When I walk out to the living room, Blaise is toying with one of my sculptures. He’s definitely been meandering and lurking around. “Enjoying yourself?” I ask, at which he jumps. “You’re rather skittish, Blaise.”
“And you’re rather quiet on your feet, y/n.” He observes. “But yes, I quite like your eclectic style. If only you had an apartment that let your customization shine. Something more minimalist.”
“Yes, well, it’s something I’ll forever dream of and likely never accomplish. I don’t suspect I’m going to be someone leaving the income level I was born into.” I say, just a little bit cynical.
“And why is that?” He asks.
“Because most people don’t, and the ones who do are the ones who make money. My career isn’t going to make me money.” I reply.
“So why did you pick it?”
I sigh. “Because somebody has to care about the people like me. The politicians don’t, the middle class don’t, and the rich are hell bent on keeping us there so they can have factory workers and have people going straight to prison after they graduate because we’re all desperate and miserable.”
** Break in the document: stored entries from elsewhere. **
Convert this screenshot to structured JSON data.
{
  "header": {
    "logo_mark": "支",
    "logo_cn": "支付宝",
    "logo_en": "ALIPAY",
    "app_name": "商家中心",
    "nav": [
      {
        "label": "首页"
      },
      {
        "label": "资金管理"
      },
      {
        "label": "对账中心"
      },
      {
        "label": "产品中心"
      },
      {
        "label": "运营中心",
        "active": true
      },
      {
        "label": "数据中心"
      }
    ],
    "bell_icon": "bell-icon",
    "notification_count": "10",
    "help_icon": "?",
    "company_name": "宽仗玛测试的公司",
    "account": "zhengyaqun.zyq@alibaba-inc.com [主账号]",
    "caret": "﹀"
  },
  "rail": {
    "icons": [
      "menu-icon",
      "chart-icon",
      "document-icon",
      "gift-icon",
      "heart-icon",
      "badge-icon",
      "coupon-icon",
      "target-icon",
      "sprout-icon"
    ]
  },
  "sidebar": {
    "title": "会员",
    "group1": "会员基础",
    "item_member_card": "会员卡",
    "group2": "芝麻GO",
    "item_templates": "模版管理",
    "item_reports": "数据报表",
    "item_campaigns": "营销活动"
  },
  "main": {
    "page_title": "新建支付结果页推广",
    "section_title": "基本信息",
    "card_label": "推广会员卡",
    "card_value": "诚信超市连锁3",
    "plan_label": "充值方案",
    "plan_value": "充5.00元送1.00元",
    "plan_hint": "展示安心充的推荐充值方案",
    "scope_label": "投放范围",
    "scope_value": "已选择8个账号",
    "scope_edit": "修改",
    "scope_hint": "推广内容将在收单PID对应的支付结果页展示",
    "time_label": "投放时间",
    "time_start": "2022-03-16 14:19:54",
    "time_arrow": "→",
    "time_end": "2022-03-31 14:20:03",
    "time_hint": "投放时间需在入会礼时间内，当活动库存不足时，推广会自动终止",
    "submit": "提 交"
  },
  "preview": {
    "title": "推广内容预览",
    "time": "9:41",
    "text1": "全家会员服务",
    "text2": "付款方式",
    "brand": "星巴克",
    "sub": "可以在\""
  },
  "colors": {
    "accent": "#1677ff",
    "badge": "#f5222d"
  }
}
He frowns. “That’s terrible.”
“It’s reality. And I don’t want to be like the people who get rich and stop caring because all they see is the wage difference and pretend it’s justified so they don’t have to feel complicit in the system.” I look him in the eye, my face grim. “Not all luck is by chance. Most of it is by design.”
He nods. “I understand, in a way.”
“Everyone does.” I say. “But understanding in a way and caring enough to do something about it are two different things.” I look away from him when I see his posture change. “I’m not trying to be rude, but it’s impossible not to notice the wealth gap between us when you’re wearing designer clothes and living in what looks like a mansion and I’m living in a building made in like 1900 with no elevator. It’s just the way things are, though.”
“I know.” He says quietly, thoughtfully. “I’d better get going. Your clothes?” He reaches out tentatively for the bag I’m still holding.
“Oh. Right.” I say, handing it to him. Our fingers brush against each other slightly, and it sends chills down my spine. He heads to the door while I’m rooted to the spot, collecting myself.
“I look forward to seeing you again, y/n.” He nods, meeting my eyes with a rather changed expression.
“I’ll see you soon, then?” I ask, not quite sure which answer I’m expecting.
He smiles, only just. “As soon as I am able.” Seconds later, he’s out the door, and I’m alone in my dingy ass apartment. How in the fuck did any of that just happen?